Par la suite, Chiron m’invita dans son atelier et j’eus la chance de pouvoir observer ses calligrammes de plus près. Il est fréquent qu’elle passe plusieurs dizaines d’heures à écrire un même texte. Pourtant, la rondeur de son écriture sublime toute notion d’effort. Et cette écriture, avec ses ondulations et ses boucles adorables, la souplesse de ses rebonds, elle ne semble jamais se lasser de rien, comme s'il y avait, dans la minutie de chacune de ces lettres, quelque chose de l’ordre d'un amour inépuisable.
Les lire pour moi, ce n’était plus assez. Il s’agit de textes qui ont été si importants, qui m’ont tellement faite, que les lire et les aimer, ce n’était plus assez. C’est une façon de les remercier. Ça me rend heureuse de le voir comme ça.

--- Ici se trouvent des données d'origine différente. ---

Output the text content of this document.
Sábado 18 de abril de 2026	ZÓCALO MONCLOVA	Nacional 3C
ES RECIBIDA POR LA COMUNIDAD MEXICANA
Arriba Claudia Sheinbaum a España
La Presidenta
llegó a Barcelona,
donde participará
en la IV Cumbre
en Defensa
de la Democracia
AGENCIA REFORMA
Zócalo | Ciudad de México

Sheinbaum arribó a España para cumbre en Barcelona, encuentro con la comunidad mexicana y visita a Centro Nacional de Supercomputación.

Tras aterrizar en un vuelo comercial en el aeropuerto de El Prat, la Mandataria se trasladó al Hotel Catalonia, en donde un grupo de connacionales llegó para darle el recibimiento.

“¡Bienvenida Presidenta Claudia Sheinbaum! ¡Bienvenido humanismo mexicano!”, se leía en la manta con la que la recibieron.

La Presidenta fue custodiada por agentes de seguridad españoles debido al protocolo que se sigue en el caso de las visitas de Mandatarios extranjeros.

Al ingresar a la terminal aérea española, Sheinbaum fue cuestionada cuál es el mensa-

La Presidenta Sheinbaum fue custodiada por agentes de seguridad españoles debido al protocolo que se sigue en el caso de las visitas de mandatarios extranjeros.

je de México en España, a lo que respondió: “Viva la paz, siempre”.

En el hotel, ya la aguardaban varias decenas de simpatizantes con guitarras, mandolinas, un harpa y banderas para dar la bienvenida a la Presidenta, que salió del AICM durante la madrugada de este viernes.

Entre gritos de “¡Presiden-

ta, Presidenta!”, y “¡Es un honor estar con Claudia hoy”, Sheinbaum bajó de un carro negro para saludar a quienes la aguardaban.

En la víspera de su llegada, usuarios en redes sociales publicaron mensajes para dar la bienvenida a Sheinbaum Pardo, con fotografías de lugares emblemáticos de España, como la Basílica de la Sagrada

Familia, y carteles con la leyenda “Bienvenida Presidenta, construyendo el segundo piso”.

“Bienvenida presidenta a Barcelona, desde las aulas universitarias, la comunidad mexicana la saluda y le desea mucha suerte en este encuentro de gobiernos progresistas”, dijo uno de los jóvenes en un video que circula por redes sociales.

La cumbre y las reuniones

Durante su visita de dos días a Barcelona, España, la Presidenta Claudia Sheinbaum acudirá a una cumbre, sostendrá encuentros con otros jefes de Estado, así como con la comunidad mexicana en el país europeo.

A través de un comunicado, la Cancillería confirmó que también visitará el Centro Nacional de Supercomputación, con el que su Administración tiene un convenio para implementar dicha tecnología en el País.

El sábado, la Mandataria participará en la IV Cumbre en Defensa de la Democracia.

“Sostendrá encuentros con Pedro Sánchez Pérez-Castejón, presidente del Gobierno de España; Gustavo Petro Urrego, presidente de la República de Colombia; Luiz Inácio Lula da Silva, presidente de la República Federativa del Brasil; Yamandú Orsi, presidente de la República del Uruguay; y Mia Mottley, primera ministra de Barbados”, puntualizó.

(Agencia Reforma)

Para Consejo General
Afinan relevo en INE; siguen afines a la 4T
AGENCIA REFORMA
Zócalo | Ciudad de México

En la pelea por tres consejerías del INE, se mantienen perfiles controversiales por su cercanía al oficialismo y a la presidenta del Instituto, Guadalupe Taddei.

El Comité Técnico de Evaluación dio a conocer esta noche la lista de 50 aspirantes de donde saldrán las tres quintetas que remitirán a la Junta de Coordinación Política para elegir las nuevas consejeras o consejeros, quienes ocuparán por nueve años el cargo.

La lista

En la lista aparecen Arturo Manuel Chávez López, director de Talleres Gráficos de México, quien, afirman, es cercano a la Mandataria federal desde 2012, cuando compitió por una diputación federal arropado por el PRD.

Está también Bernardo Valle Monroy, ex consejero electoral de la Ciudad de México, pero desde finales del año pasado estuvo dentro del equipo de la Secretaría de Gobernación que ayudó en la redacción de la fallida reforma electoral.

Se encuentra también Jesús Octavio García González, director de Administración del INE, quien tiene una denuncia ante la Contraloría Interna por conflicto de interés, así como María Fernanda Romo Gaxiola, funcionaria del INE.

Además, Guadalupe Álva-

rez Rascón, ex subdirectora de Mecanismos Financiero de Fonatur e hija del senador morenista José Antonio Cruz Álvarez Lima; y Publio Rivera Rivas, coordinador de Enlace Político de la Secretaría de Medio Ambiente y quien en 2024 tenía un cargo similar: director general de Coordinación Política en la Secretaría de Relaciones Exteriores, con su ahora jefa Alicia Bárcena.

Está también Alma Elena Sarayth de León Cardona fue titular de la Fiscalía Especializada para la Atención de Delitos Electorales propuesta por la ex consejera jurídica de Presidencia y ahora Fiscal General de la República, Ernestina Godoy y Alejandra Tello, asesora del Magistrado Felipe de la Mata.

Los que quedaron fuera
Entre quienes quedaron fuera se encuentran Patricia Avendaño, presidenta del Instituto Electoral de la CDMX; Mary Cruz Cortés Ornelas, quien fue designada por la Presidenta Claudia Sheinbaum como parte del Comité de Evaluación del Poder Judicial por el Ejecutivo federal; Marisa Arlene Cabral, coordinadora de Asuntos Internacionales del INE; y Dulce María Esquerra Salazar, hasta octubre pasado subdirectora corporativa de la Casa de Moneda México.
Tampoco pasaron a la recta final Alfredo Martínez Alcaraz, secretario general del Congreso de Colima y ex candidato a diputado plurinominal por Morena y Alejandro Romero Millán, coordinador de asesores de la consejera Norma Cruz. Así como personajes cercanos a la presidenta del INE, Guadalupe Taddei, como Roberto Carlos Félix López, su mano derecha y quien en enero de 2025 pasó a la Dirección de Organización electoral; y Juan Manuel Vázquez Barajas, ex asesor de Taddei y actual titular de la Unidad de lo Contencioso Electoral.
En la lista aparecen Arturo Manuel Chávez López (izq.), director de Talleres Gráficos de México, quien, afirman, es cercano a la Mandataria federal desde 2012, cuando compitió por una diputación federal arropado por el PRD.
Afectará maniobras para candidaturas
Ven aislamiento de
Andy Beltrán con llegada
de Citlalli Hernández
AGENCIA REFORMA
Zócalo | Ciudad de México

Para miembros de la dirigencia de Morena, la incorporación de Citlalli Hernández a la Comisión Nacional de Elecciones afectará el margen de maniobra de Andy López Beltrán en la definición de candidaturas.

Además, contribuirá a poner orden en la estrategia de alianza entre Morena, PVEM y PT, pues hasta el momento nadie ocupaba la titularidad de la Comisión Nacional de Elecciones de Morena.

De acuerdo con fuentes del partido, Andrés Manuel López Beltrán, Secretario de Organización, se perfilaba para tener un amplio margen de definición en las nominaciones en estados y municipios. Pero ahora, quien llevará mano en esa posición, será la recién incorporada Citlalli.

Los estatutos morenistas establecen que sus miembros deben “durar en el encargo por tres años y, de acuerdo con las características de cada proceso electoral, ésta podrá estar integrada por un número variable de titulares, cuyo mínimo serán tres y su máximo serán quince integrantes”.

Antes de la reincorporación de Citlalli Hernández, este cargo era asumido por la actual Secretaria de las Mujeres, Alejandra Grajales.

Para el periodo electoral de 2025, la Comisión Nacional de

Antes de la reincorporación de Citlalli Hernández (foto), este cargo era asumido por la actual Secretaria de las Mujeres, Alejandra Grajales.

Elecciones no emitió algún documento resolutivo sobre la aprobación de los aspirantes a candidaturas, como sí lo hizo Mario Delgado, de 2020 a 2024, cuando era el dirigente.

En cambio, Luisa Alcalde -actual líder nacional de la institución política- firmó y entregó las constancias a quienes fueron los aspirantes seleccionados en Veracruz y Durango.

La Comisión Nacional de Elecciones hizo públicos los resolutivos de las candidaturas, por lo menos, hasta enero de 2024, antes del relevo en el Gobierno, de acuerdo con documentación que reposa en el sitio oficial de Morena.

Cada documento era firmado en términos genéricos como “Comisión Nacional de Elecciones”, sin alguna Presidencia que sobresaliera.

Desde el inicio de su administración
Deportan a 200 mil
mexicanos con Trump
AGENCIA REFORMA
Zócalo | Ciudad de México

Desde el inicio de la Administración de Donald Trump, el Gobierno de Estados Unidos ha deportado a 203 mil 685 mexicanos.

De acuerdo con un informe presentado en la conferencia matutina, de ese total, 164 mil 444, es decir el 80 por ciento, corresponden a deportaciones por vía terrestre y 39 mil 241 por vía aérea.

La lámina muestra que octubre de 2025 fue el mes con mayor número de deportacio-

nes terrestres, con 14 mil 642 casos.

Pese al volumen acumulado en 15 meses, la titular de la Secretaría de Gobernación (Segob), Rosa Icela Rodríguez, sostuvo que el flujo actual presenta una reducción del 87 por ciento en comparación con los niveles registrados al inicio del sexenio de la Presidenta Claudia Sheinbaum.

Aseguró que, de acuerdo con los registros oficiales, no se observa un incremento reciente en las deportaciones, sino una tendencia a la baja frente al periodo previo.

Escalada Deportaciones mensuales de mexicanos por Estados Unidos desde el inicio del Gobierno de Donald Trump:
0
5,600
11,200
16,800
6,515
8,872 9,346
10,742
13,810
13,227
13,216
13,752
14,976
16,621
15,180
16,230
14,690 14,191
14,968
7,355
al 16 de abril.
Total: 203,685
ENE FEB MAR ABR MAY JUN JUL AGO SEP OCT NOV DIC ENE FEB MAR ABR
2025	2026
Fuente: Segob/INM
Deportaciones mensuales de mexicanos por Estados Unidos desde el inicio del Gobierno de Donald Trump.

Les calligrammes de Chiron m’ont tous permis de découvrir quelque chose et de rencontrer une pensée, si ce n’est une personne, pour la première fois. Il ne s’agit pas de la simple adaptation d’un texte. L’œuvre devient présence, dialogue, expérience vécue.
C'est par l’image, capteur d’absolu, que le calligramme opère une liaison. Il permet un passage, une circulation du concept à la forme et des yeux vers le cœur. Il est, selon l'intuition de Tarkovski, un instrument de connaissance dans un cheminement vers la vérité.

Livre de Jonas, 2022.
Encre indigo sur Pergamenata, 70 x 100 cm.
❊
Au moment où j'ai écrit ce texte, Cécile Chiron préparait ses premières expositions à Paris et Agen. Depuis, son travail a fait l'objet de plusieurs expositions, notamment au Collège des Bernardins et à la galerie Maxime Lancien. Elle a récemment participé à la Nuit Blanche de Paris, également aux Bernardins. Avec l'École des Beaux-Arts de Lyon, elle fait des recherches sur l'utilisation de l'écriture dans l'art, et en particulier son utilisation par les peintres.